Le Operette morali furono quasi tutte scritte nel 1824; il Dialogo di Plotino e di Porfirio risale invece al 1827 così come Il Copernico, mentre il Dialogo di un venditore d’almanacchi e di un passeggere e il Dialogo di Tristano e di un amico furono composti nel 1832. Esistono diverse edizioni delle Operette morali. La prima fu pubblicata a Bologna ancora nel 1824, la seconda a Milano nel 1827, la terza a Firenze nel 1834 e la quarta e ultima durante la vita di Leopardi a Napoli nel 1836, sequestrata peraltro dalla censura borbonica. Le Operette morali furono scritte in un periodo di tristezza, ne fa autoironia Leopardi stesso nell’ultimo dialogo di Tristano e di un amico che si riferisce all’opera stessa in maniera esplicita. (Amico: Ho letto il vostro libro. Malinconico al vostro solito.[1]) Leopardi era senz’altro malinconico, ma le vicende biografiche hanno giocato un ruolo importante: oltre all’ambiente difficile e austero della casa paterna, Leopardi per tutta la vita fu un uomo malato, soffriva di asma, problemi alle ossa, disturbi gastrointestinali e (forse la cosa peggiore) anche di una malattia agli occhi che comportò la sua conversione da filologo (che legge) a filosofo (che pensa) e che lo tenne lontano per diversi periodi dagli libri o limitò la loro lettura.

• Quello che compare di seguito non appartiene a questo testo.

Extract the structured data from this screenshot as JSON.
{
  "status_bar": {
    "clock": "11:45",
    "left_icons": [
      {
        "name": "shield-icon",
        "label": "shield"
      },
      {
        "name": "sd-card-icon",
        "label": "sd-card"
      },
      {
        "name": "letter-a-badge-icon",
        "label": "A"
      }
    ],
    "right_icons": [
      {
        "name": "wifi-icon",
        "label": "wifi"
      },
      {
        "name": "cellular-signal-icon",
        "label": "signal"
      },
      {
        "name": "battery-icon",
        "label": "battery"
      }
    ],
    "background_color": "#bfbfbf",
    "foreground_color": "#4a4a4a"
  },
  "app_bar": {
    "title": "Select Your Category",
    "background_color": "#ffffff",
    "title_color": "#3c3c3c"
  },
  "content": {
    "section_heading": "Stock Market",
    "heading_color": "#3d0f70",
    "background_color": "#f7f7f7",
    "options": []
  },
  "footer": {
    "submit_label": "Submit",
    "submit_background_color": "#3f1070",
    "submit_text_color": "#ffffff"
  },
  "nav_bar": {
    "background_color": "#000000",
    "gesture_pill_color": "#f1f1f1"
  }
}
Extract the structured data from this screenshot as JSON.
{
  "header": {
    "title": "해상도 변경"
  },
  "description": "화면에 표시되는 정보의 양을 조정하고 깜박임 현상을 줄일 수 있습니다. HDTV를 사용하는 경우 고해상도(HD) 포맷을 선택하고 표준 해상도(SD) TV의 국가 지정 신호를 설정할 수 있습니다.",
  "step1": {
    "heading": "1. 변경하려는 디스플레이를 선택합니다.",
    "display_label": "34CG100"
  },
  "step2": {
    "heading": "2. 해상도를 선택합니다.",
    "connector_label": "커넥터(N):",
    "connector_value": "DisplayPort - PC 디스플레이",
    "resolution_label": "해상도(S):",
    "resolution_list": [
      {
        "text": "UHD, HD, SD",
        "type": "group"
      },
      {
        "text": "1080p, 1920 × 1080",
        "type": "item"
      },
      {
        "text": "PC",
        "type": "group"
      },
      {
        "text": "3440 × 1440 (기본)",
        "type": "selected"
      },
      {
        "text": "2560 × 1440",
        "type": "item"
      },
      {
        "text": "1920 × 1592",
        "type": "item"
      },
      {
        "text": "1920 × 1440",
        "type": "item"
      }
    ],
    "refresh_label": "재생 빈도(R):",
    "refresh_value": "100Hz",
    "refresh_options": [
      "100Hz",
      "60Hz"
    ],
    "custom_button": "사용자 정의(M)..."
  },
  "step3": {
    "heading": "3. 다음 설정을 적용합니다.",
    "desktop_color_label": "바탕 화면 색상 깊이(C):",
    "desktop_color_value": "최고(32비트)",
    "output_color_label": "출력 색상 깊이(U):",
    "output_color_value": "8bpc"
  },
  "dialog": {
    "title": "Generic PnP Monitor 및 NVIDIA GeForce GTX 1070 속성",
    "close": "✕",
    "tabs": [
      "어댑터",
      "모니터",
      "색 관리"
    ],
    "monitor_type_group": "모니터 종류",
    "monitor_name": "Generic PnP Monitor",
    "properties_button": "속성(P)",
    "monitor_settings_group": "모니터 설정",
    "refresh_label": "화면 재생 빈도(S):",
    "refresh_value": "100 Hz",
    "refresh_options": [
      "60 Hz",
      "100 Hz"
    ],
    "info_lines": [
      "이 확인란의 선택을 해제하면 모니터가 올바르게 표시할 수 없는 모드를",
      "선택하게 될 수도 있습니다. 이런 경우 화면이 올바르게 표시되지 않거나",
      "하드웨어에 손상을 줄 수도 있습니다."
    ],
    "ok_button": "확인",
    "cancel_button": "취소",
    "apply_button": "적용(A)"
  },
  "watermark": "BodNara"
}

Leopardi Panichi, Recanati
Statua di Giacomo Leopardi di Ugolino Panichi, Recanati, 1864

Oltre ai problemi di salute Leopardi fu tormentato da storie d’amore non corrisposte e non riuscì mai a realizzarsi negli affetti sentimentali mentre ebbe più fortuna nell’amicizia. Non possiamo fare a meno di pensare all’esperienza di Cesare Pavese, sfortunato nell’amore e asmatico pure lui[2]. Pavese conosceva bene Leopardi, probabilmente le Operette morali furono di ispirazione per i Dialoghi con Leucò anche se ci sono molte differenze tra le due opere. Leopardi scrisse un’opera molto filologica mentre quella di Pavese è soprattutto letteraria e nei suoi dialoghi si focalizza esclusivamente sulla mitologia greca. Entrambi i letterati sono morti molto giovani, Leopardi morì a Napoli qualche giorno prima del suo 39° compleanno di un’edema polmonare e un conseguente attacco d’asma. L’anno prima era scampato al pericolo del colera che imperversava nella città partenopea e che egli nella corrispondenza aveva apostrofato più volte come peste. Al contrario di Pavese non prese mai in considerazione il suicidio (anche se ci rifletteva molto) e in un suo famoso dialogo anche Plotino dissuade Porfirio da quel gesto. Per Leopardi la migliore medicina contro il male della vita era la letteratura: “Felicità da me provata nel tempo del comporre, il miglior tempo ch’io abbia passato in mia vita, e nel quale mi contenterei di durare finch’io vivo.”[3]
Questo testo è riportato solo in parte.